I know a lot has been said about the issue of floating point
representation (search "sky is falling float"), but I thought I'd have
a stab.
There's nothing special about float comparison, other than the fact
that it's hard to write down a floating point number uniquely, by hand
as a literal in your code, as ASCII in a text file, etc. This issue
just doesn't exist for integers, for which there is a one-to-one
mapping between integer representation in ASCII text and binary
representation on disk (as long as the number is within the integer
range).
A float is equal to another float only when their exact representation
in memory is equal.

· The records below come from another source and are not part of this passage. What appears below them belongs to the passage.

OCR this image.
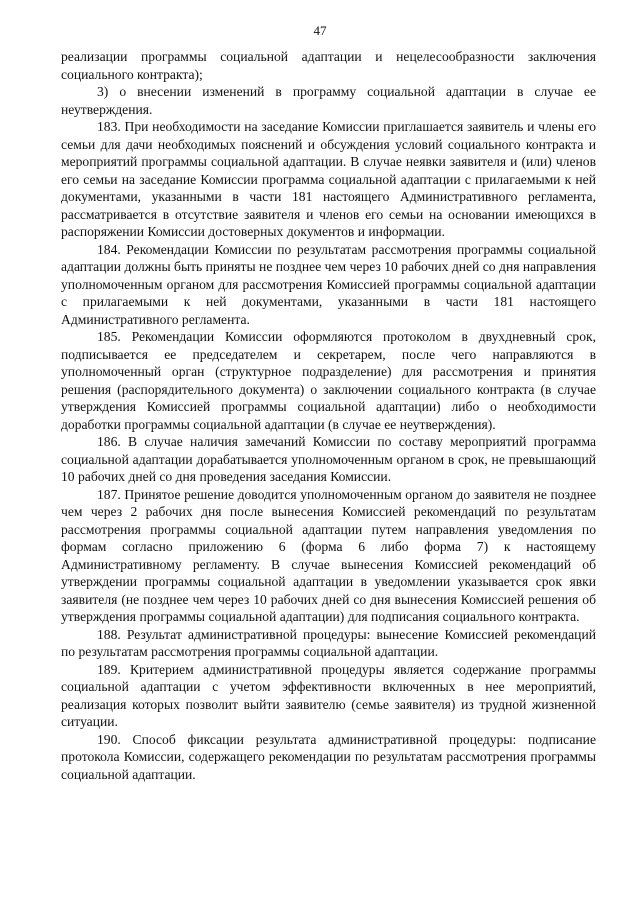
47

реализации программы социальной адаптации и нецелесообразности заключения социального контракта);

3) о внесении изменений в программу социальной адаптации в случае ее неутверждения.

183. При необходимости на заседание Комиссии приглашается заявитель и члены его семьи для дачи необходимых пояснений и обсуждения условий социального контракта и мероприятий программы социальной адаптации. В случае неявки заявителя и (или) членов его семьи на заседание Комиссии программа социальной адаптации с прилагаемыми к ней документами, указанными в части 181 настоящего Административного регламента, рассматривается в отсутствие заявителя и членов его семьи на основании имеющихся в распоряжении Комиссии достоверных документов и информации.

184. Рекомендации Комиссии по результатам рассмотрения программы социальной адаптации должны быть приняты не позднее чем через 10 рабочих дней со дня направления уполномоченным органом для рассмотрения Комиссией программы социальной адаптации с прилагаемыми к ней документами, указанными в части 181 настоящего Административного регламента.

185. Рекомендации Комиссии оформляются протоколом в двухдневный срок, подписывается ее председателем и секретарем, после чего направляются в уполномоченный орган (структурное подразделение) для рассмотрения и принятия решения (распорядительного документа) о заключении социального контракта (в случае утверждения Комиссией программы социальной адаптации) либо о необходимости доработки программы социальной адаптации (в случае ее неутверждения).

186. В случае наличия замечаний Комиссии по составу мероприятий программа социальной адаптации дорабатывается уполномоченным органом в срок, не превышающий 10 рабочих дней со дня проведения заседания Комиссии.

187. Принятое решение доводится уполномоченным органом до заявителя не позднее чем через 2 рабочих дня после вынесения Комиссией рекомендаций по результатам рассмотрения программы социальной адаптации путем направления уведомления по формам согласно приложению 6 (форма 6 либо форма 7) к настоящему Административному регламенту. В случае вынесения Комиссией рекомендаций об утверждении программы социальной адаптации в уведомлении указывается срок явки заявителя (не позднее чем через 10 рабочих дней со дня вынесения Комиссией решения об утверждения программы социальной адаптации) для подписания социального контракта.

188. Результат административной процедуры: вынесение Комиссией рекомендаций по результатам рассмотрения программы социальной адаптации.

189. Критерием административной процедуры является содержание программы социальной адаптации с учетом эффективности включенных в нее мероприятий, реализация которых позволит выйти заявителю (семье заявителя) из трудной жизненной ситуации.

190. Способ фиксации результата административной процедуры: подписание протокола Комиссии, содержащего рекомендации по результатам рассмотрения программы социальной адаптации.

Note that the following is not an issue:
IDL> print,array_equal(replicate(4.923,100),4.923)
1
It will *always* be true for any floating number specified like this,
even ones which cannot be represented at the given precision:
IDL> print,array_equal(replicate(4.92309879079079087908790879087, 100), $
4.92309879079079087908790879087)
1
Problems only begin to occur when you start to rely on your
(incorrect) intuitive expectation of how a computer *should* handle a
floating point number:
IDL> print,array_equal(replicate(4.923,100),1.00 + 1.02 + 1.045 + 1.858)
0
But, why not, you ask, since:
IDL> print, 1.00 + 1.02 + 1.045 + 1.858
4.92300
Well, not all of those numbers (if considered as exact values drawn
from the inifinite set of all real numbers) can actually be
represented uniquely as a float. The classic example of this issue is
the decimal number 0.9, which in binary representation is:
0.111001100110011001100110011........
and repeating so on forever. Unfortunately, you can only allocate so
many bits for a float, so:
IDL> print, 0.9 eq (0.6 + 0.3)
0
IDL> print,FORMAT='(F0.8)',0.9, 0.6 + 0.3
0.89999998
0.90000004
Note that this doesn't mean that 0.9 and numbers like it will *never*
equal to the "sum of their parts". Sometimes you get lucky and the
bit truncation works out the same::
IDL> print, 0.9 eq (0.5 + 0.4)
1
Here's a nice example in C to get a better handle on this, which will
let you peek behind the curtain and see the real bit representation of
a given floating point number:
#include <stdio.h>
int main() {
float f=0.9,f1;
printf("Literal -- %f: %lx\n",f,*(unsigned int *) &f);
f1=(float) 0.3 + (float) 0.6;
printf("0.6+0.3 -- %f: %lx\n",f1,*(unsigned int *) &f1);
printf("Floats are %s\n",f1==f?"Equal":"Not Equal");
}
For convenience it prints the floats as 4 bytes of hexadecimal instead
of 32 bits of binary, and it uses a de-referencing trick to get at the
actual binary data for the float. Here are the results
% ./compare_float
Literal -- 0.900000: 3f666666
0.6+0.3 -- 0.900000: 3f666667
Floats are Not Equal
Note how I had to cast the literal numbers 0.3 and 0.6 to floats,
since by default most C compilers promote literals to double in
arithmetic before assigning to float. IDL does this casting natively
as well (which is why you aren't guaranteed to get the same answer
with IDL and C).
Note also how the bit representation of the floats is not equal. Here
they are in binary:
3f666666: 111111011001100110011001100110
3f666667: 111111011001100110011001100111
Just a single bit difference, but what a difference it is!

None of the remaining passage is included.